Strength training a la Niki at Form

As I wrote two weeks ago, my goal for early winter is to focus on strength training. To get started, 10 days ago I spent an hour with Niki at Form to create a plan. (Having a plan is important, according to the folks at aktivtraning.se.) Niki had worked out a schedule divided into three days per week, with focus on different muscle groups for each day. Here's how it looks:

Monday:Chest, biceps and calves
ThursdayBack, shoulders and triceps
SaturdayLegs and core

The routines combine basic weight lifting exercises (bench press, leg press, tricep dips, etc.) and covers all the major muscle groups. They also include cardio at each session in the form of either intervals on the treadmill or skipping rope, which is good because I want to maintain my running at least to some extent over the winter. And the three day schedule allows me to continue with spinning classes on Wednesday mornings with Anna. (Mountain biking continues to be the area where David and I have the most to gain in our multisport competitions.)

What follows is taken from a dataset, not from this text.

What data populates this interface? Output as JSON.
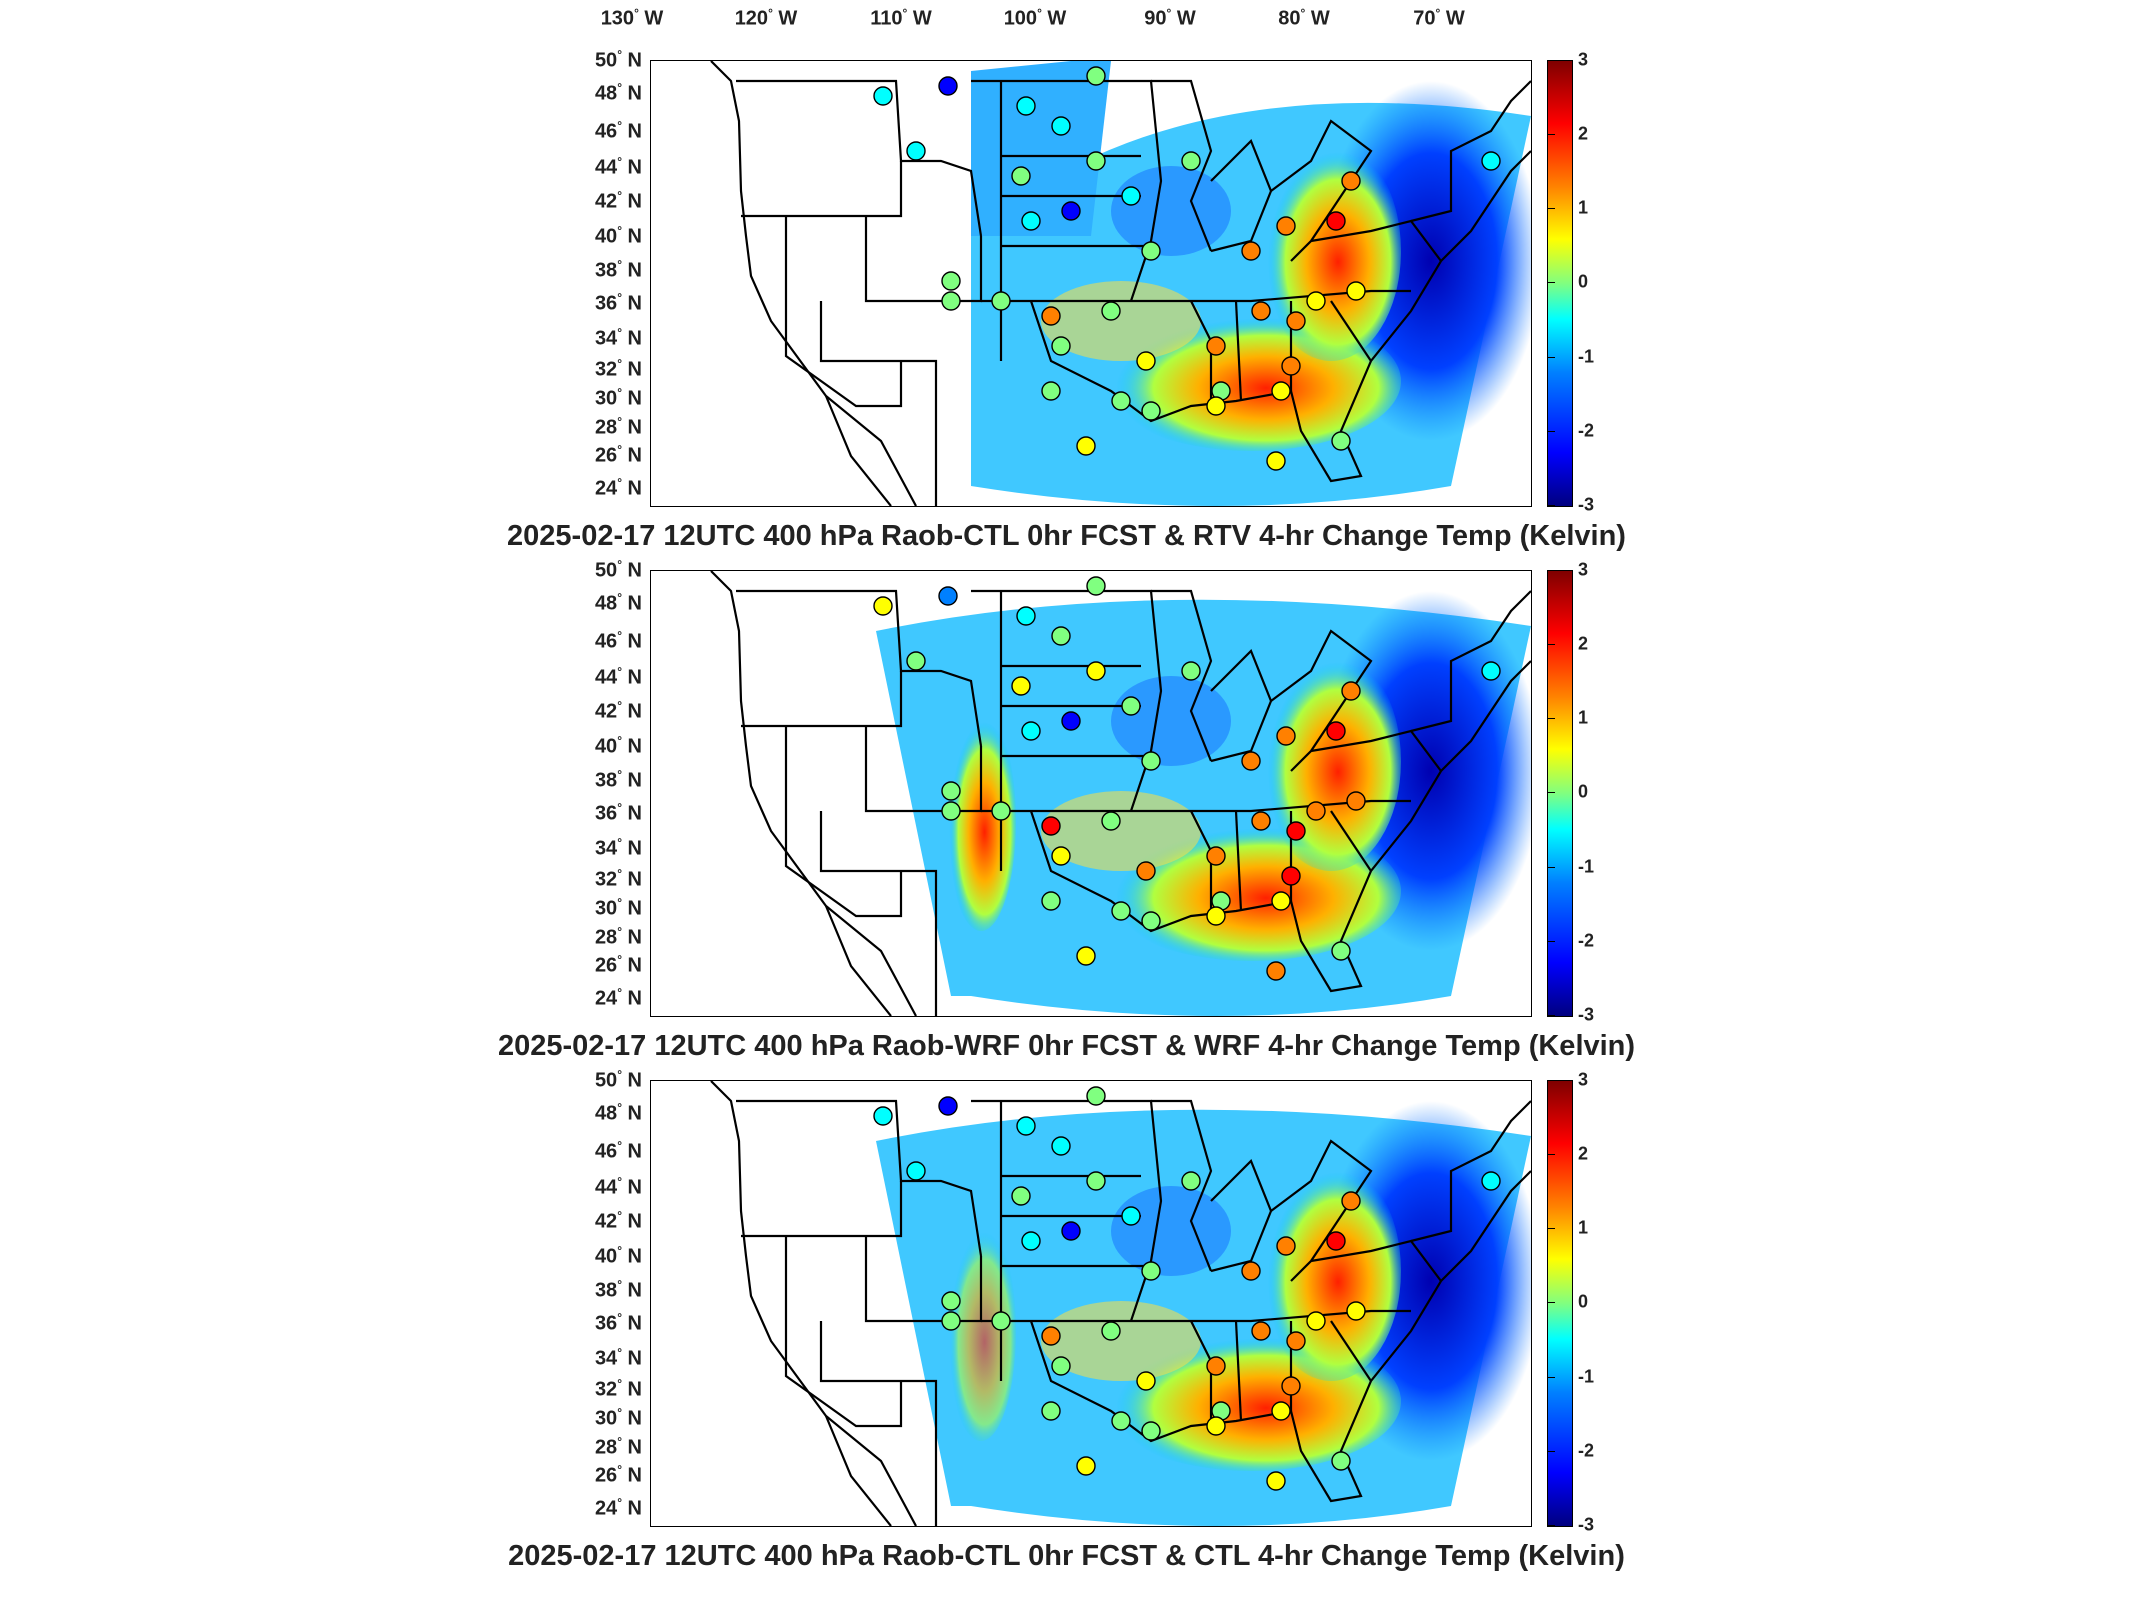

As of today, I've completed a first pass on each routine. They take a total of under an hour and I'm recording my daily results using the JEFIT app for iOS. This app is really cool--it has 100s of exercises pre-programmed and even includes animations of how each should be done. You can record number of repetitions and weight for each set and it even includes rest timers to ensure that you keep a good heart rate during your workouts.

I'll be reporting back on results in the future.